I was up first as usual and eventually Servant #1 fed me a boiled chicken ovulation with toastie soldiers of varying ranks and I was ready to do absolutely nothing for another whole day.
But then he demanded I go out into the yard at 1pm where we had a stilted discussion about how to make a curtain pole go vertical, I had to be prompted about using a plumb line. But I did know how long its shadow would be - zero, due to proximity to the solstice. Unfortunately, there was 100% cloud coverage so nobody had a shadow. Thus another one of Grandads' special projects came to naught.
Then he said don't get comfortable, we're going out. I got rightly miffed because I'd already missed 3 minutes of Minecraft with the pole experiment and we nearly had a sulkathon but not quite. The local radio had told us that the Virgin Kite-Surfing Armada was going to have a crack at a world record by getting more than 415 Kite-surfers up at once. Since the demise of the Hayling Ferry we haven't been over there and we're not driving millions of miles down their one poxy winding road to pay loads to park on their windswept seafront. But you can get a good view of it from Fort Cumberland - either on the nudist beach side, or the sewage pumping station side. Mmm, what a choice.

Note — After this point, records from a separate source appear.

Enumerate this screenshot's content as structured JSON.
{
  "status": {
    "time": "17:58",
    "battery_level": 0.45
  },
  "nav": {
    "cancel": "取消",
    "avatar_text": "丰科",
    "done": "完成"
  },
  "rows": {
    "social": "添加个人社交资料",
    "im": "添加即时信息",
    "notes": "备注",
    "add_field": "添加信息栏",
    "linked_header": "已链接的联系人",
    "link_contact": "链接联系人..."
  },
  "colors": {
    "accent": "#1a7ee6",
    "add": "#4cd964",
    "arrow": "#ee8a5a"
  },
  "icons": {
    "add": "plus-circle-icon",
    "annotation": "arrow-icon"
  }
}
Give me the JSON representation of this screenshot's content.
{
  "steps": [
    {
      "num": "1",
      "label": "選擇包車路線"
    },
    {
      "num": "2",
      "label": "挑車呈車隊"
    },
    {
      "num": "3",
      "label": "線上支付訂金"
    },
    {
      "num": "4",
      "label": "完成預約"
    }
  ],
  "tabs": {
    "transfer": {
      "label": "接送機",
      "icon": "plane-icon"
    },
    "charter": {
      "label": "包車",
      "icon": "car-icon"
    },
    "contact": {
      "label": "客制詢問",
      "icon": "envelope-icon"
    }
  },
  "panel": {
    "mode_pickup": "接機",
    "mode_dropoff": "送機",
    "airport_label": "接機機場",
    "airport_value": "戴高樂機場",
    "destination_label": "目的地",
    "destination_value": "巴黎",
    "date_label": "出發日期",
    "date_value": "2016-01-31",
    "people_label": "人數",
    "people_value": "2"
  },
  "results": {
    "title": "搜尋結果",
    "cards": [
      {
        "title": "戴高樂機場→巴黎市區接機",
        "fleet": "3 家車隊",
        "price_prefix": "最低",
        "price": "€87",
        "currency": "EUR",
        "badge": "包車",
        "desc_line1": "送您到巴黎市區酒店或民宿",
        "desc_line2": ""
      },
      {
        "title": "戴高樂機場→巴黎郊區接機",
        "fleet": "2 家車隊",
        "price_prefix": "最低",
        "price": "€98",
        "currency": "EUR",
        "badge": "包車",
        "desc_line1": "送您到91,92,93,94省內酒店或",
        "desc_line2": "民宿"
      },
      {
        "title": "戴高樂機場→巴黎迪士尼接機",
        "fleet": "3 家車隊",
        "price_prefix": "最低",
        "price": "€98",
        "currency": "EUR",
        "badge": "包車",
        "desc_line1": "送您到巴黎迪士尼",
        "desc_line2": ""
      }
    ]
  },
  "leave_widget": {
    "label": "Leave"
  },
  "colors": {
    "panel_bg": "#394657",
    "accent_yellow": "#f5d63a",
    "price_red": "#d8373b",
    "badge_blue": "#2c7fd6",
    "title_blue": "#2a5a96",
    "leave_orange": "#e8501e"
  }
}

Now, I have exposed myself at the nudist beach and I have personally contributed to the sewage-pumping outflow and I have hopped the fence to gain entry to Fort Cumberland so none of this presents a problem for me.
We cycled down there, ditching Jof after about 37 yards as she kept stopping to talk to people. Did I mention how much I love my new bike? Anyway, it was high tide so the long sewage pipe where the fishermen stand was completely submerged so we sought out the area where the sea had washed away some of the cliff and sea defences. Ignoring the fences and keep out signs, we hopped around on the twisted and tortured concrete blocks and only turned back at the razor wire. Then Jof joined us and we noticed the massive tidal flow exiting the lagoon. It makes severe currents and so we found sticks and bits of driftwood on the beach and played PoohSticks, while jetskis and motor boats and yachts fought the currents behind us.
This became a challenge so we searched further afield and found lots of bits of burnt wood and bits of house and then Bud impaled a cuttlefish bone with a bamboo pole and we threw that in and played Pooh-Logs but not Pooh-Bottles because we said it had to be biodegradable or recyclable material. Sometimes they get stuck on the seaweed or go backwards in eddies so there was much laughter and I suppose by now, our impaled cuttlefishes are confusing people on Brighton beach.
We used a baby's pacifier-bung once but all the rest of it was kosher. The Kite-surfers did fly about a lot but we couldn't really see how many there were. Then Jof needed the toilet again so we came home just before the rain started.